Upper School Head Neeltje Henneman, who was working in a New York City school on 9/11, shared her memories of that tragic day. “My office looked directly at the Twin Towers…It was the first day of school, and it was an extraordinarily beautiful day,” she remembered. “Early on in the morning, we heard that a plane had hit the towers, and it never for one second occurred to me that it was anything other than an accident…We gathered around and turned on the radio because that’s what we did back then, and the newscasters didn’t really know what to make of it.

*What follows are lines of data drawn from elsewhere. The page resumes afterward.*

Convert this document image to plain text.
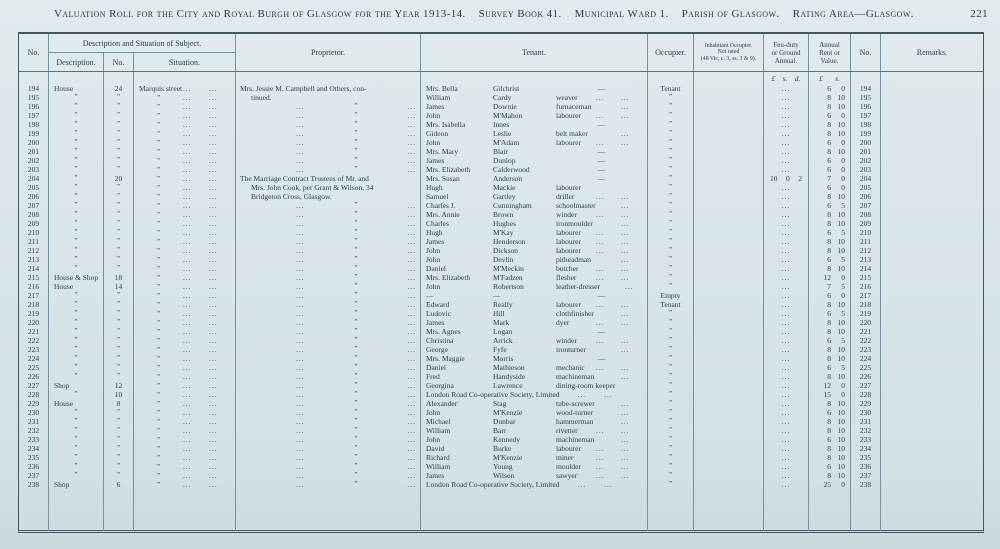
Valuation Roll for the City and Royal Burgh of Glasgow for the Year 1913-14. Survey Book 41. Municipal Ward 1. Parish of Glasgow. Rating Area—Glasgow.	221
No.
Description and Situation of Subject.
Description.	No.	Situation.
Proprietor.	Tenant.	Occupier.
Inhabitant Occupier.
Not rated
(48 Vic, c. 3, ss. 3 & 9).
Feu-duty
or Ground
Annual.
Annual
Rent or
Value.
No.	Remarks.
£ s. d.	£ s.
194	House	24	Marquis street ...	...	Mrs. Jessie M. Campbell and Others, con-	Mrs. Bella	Gilchrist	—	Tenant	...	6	0	194
195	”	”	”	...	...	tinued.	William	Cardy	weaver	...	...	”	...	8 10	195
196	”	”	”	...	...	...	”	...	James	Downie	furnaceman	...	”	...	8 10	196
197	”	”	”	...	...	...	”	...	John	M'Mahon	labourer	...	...	”	...	6	0	197
198	”	”	”	...	...	...	”	...	Mrs. Isabella	Innes	—	”	...	8 10	198
199	”	”	”	...	...	...	”	...	Gideon	Leslie	belt maker	...	”	...	8 10	199
200	”	”	”	...	...	...	”	...	John	M'Adam	labourer	...	...	”	...	6	0	200
201	”	”	”	...	...	...	”	...	Mrs. Mary	Blair	—	”	...	8 10	201
202	”	”	”	...	...	...	”	...	James	Dunlop	—	”	...	6	0	202
203	”	”	”	...	...	...	”	...	Mrs. Elizabeth	Calderwood	—	”	...	6	0	203
204	”	20	”	...	...	The Marriage Contract Trustees of Mr. and	Mrs. Susan	Anderson	—	”	10 0 2	7	0	204
205	”	”	”	...	...	Mrs. John Cook, per Grant & Wilson, 34	Hugh	Mackie	labourer	”	...	6	0	205
206	”	”	”	...	...	Bridgeton Cross, Glasgow.	Samuel	Gartley	driller	...	...	”	...	8 10	206
207	”	”	”	...	...	...	”	...	Charles J.	Cunningham	schoolmaster	...	”	...	6	5	207
208	”	”	”	...	...	...	”	...	Mrs. Annie	Brown	winder	...	...	”	...	8 10	208
209	”	”	”	...	...	...	”	...	Charles	Hughes	ironmoulder	...	”	...	8 10	209
210	”	”	”	...	...	...	”	...	Hugh	M'Kay	labourer	...	...	”	...	6	5	210
211	”	”	”	...	...	...	”	...	James	Henderson	labourer	...	...	”	...	8 10	211
212	”	”	”	...	...	...	”	...	John	Dickson	labourer	...	...	”	...	8 10	212
213	”	”	”	...	...	...	”	...	John	Devlin	pitheadman	...	”	...	6	5	213
214	”	”	”	...	...	...	”	...	Daniel	M'Meckin	butcher	...	...	”	...	8 10	214
215	House & Shop 18	”	...	...	...	”	...	Mrs. Elizabeth	M'Fadzen	flesher	...	...	”	...	12	0	215
216	House	14	”	...	...	...	”	...	John	Robertson	leather-dresser	...	”	...	7	5	216
217	”	”	”	...	...	...	”	...	—	—	—	Empty	...	6	0	217
218	”	”	”	...	...	...	”	...	Edward	Really	labourer	...	...	Tenant	...	8 10	218
219	”	”	”	...	...	...	”	...	Ludovic	Hill	clothfinisher	...	”	...	6	5	219
220	”	”	”	...	...	...	”	...	James	Mark	dyer	...	...	”	...	8 10	220
221	”	”	”	...	...	...	”	...	Mrs. Agnes	Logan	—	”	...	8 10	221
222	”	”	”	...	...	...	”	...	Christina	Arrick	winder	...	...	”	...	6	5	222
223	”	”	”	...	...	...	”	...	George	Fyfe	ironturner	...	”	...	8 10	223
224	”	”	”	...	...	...	”	...	Mrs. Maggie	Morris	—	”	...	8 10	224
225	”	”	”	...	...	...	”	...	Daniel	Mathieson	mechanic	...	...	”	...	6	5	225
226	”	”	”	...	...	...	”	...	Fred	Handyside	machineman	...	”	...	8 10	226
227	Shop	12	”	...	...	...	”	...	Georgina	Lawrence	dining-room keeper	”	...	12	0	227
228	”	10	”	...	...	...	”	...	London Road Co-operative Society, Limited ... ...	”	...	15	0	228
229	House	8	”	...	...	...	”	...	Alexander	Stag	tube-screwer	...	”	...	8 10	229
230	”	”	”	...	...	...	”	...	John	M'Kenzie	wood-turner	...	”	...	6 10	230
231	”	”	”	...	...	...	”	...	Michael	Dunbar	hammerman	...	”	...	8 10	231
232	”	”	”	...	...	...	”	...	William	Barr	rivetter	...	...	”	...	8 10	232
233	”	”	”	...	...	...	”	...	John	Kennedy	machineman	...	”	...	6 10	233
234	”	”	”	...	...	...	”	...	David	Burke	labourer	...	...	”	...	8 10	234
235	”	”	”	...	...	...	”	...	Richard	M'Kenzie	miner	...	...	”	...	8 10	235
236	”	”	”	...	...	...	”	...	William	Young	moulder	...	...	”	...	6 10	236
237	”	”	”	...	...	...	”	...	James	Wilson	sawyer	...	...	”	...	8 10	237
238	Shop	6	”	...	...	...	”	...	London Road Co-operative Society, Limited ... ...	”	...	25	0	238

And we looked and we saw the second plane hit…I’ll just never forget in that moment, knowing two things: knowing the world had changed forever, and I knew we had a lot of kids to keep safe, because we just didn’t know how vulnerable we were.
“There are so many things that I’ve taken away from that day,” she continued. “There were such extraordinary and heroic acts of kindness, and there were such terrible things that happened afterwards too, where Brown kids and families were treated really poorly in New York and this country. And both things were true, highlighting the complexity of the world we live in.”

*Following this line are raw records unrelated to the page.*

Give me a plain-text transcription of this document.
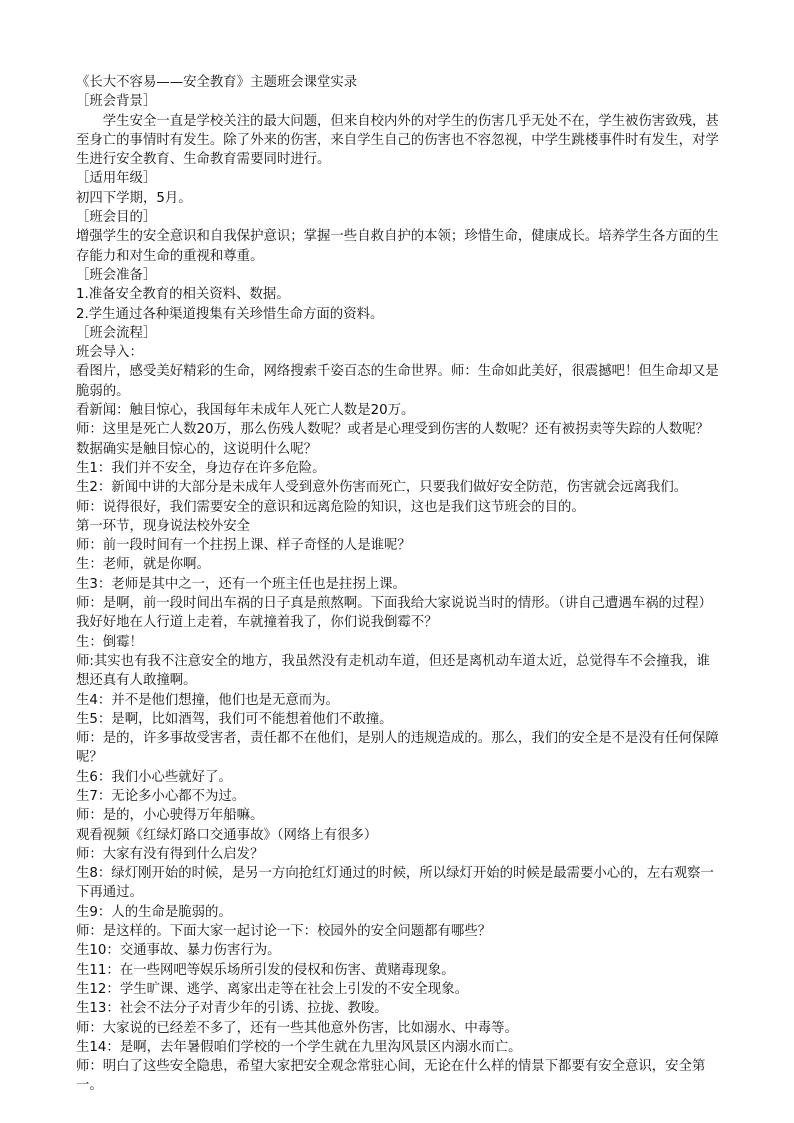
《长大不容易——安全教育》主题班会课堂实录

［班会背景］

学生安全一直是学校关注的最大问题，但来自校内外的对学生的伤害几乎无处不在，学生被伤害致残，甚至身亡的事情时有发生。除了外来的伤害，来自学生自己的伤害也不容忽视，中学生跳楼事件时有发生，对学生进行安全教育、生命教育需要同时进行。

［适用年级］

初四下学期，5月。

［班会目的］

增强学生的安全意识和自我保护意识；掌握一些自救自护的本领；珍惜生命，健康成长。培养学生各方面的生存能力和对生命的重视和尊重。

［班会准备］

1.准备安全教育的相关资料、数据。

2.学生通过各种渠道搜集有关珍惜生命方面的资料。

［班会流程］

班会导入：

看图片，感受美好精彩的生命，网络搜索千姿百态的生命世界。师：生命如此美好，很震撼吧！但生命却又是脆弱的。

看新闻：触目惊心，我国每年未成年人死亡人数是20万。

师：这里是死亡人数20万，那么伤残人数呢？或者是心理受到伤害的人数呢？还有被拐卖等失踪的人数呢？数据确实是触目惊心的，这说明什么呢？

生1：我们并不安全，身边存在许多危险。

生2：新闻中讲的大部分是未成年人受到意外伤害而死亡，只要我们做好安全防范，伤害就会远离我们。

师：说得很好，我们需要安全的意识和远离危险的知识，这也是我们这节班会的目的。

第一环节，现身说法校外安全

师：前一段时间有一个拄拐上课、样子奇怪的人是谁呢？

生：老师，就是你啊。

生3：老师是其中之一，还有一个班主任也是拄拐上课。

师：是啊，前一段时间出车祸的日子真是煎熬啊。下面我给大家说说当时的情形。（讲自己遭遇车祸的过程）我好好地在人行道上走着，车就撞着我了，你们说我倒霉不？

生：倒霉！

师:其实也有我不注意安全的地方，我虽然没有走机动车道，但还是离机动车道太近，总觉得车不会撞我，谁想还真有人敢撞啊。

生4：并不是他们想撞，他们也是无意而为。

生5：是啊，比如酒驾，我们可不能想着他们不敢撞。

师：是的，许多事故受害者，责任都不在他们，是别人的违规造成的。那么，我们的安全是不是没有任何保障呢？

生6：我们小心些就好了。

生7：无论多小心都不为过。

师：是的，小心驶得万年船嘛。

观看视频《红绿灯路口交通事故》（网络上有很多）

师：大家有没有得到什么启发？

生8：绿灯刚开始的时候，是另一方向抢红灯通过的时候，所以绿灯开始的时候是最需要小心的，左右观察一下再通过。

生9：人的生命是脆弱的。

师：是这样的。下面大家一起讨论一下：校园外的安全问题都有哪些？

生10：交通事故、暴力伤害行为。

生11：在一些网吧等娱乐场所引发的侵权和伤害、黄赌毒现象。

生12：学生旷课、逃学、离家出走等在社会上引发的不安全现象。

生13：社会不法分子对青少年的引诱、拉拢、教唆。

师：大家说的已经差不多了，还有一些其他意外伤害，比如溺水、中毒等。

生14：是啊，去年暑假咱们学校的一个学生就在九里沟风景区内溺水而亡。

师：明白了这些安全隐患，希望大家把安全观念常驻心间，无论在什么样的情景下都要有安全意识，安全第一。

Countering Acts of Hate with Acts of Humanity
A similar sense of global connection motivated Kelly Foss, who teaches Middle School Spanish and Upper School French, to become involved with a foundation, started by two women whose husbands were killed in the 9/11 attacks, that aids widows in Afghanistan. “In 2006, when I first heard about Beyond the 11th, which counters acts of hate with acts of humanity, I knew I wanted to be a part of it,” Foss said.
The biggest fundraiser for Beyond the 11th is a 260-mile bike ride from the 9/11 Memorial in Manhattan to Boston, symbolizing the return trip of the founders’ husbands. “I’ve completed the ride five times, and the returning group of about 40 riders and eight or so volunteers has become like a family to me,” said Foss. “The ride honors all the victims and rescuers who lost their lives that day, but also celebrates the countless acts of courage and humanity that have marked the years since. Beyond the 11th funds projects that directly address the long-term strategy of helping Afghan women develop sustainable livelihoods, which is more important now than ever before. So far I’ve raised $5,250 this year, thanks in large part to the generosity of my coworkers here at Wheeler. I couldn’t be more proud and happy to be a part of this amazing experience and raise money for this foundation.”
The Importance of Understanding the Past
As she prepared to address her classmates at last week’s Upper School assembly, Ella Kulper said “it occurred to me that not a single student listening was alive on 9/11/2001. While 9/11 is a fresh and difficult memory for many of our parents and guardians, none of us had been born when the terrorist attacks took place. That makes learning about 9/11 and remembering the folks who lost their lives on 9/11 all the more important for our generation. 9/11 is the kind of tragedy that I hope our generation never has to face, but part of assuring that the past doesn’t repeat itself is understanding the past in its entirety.”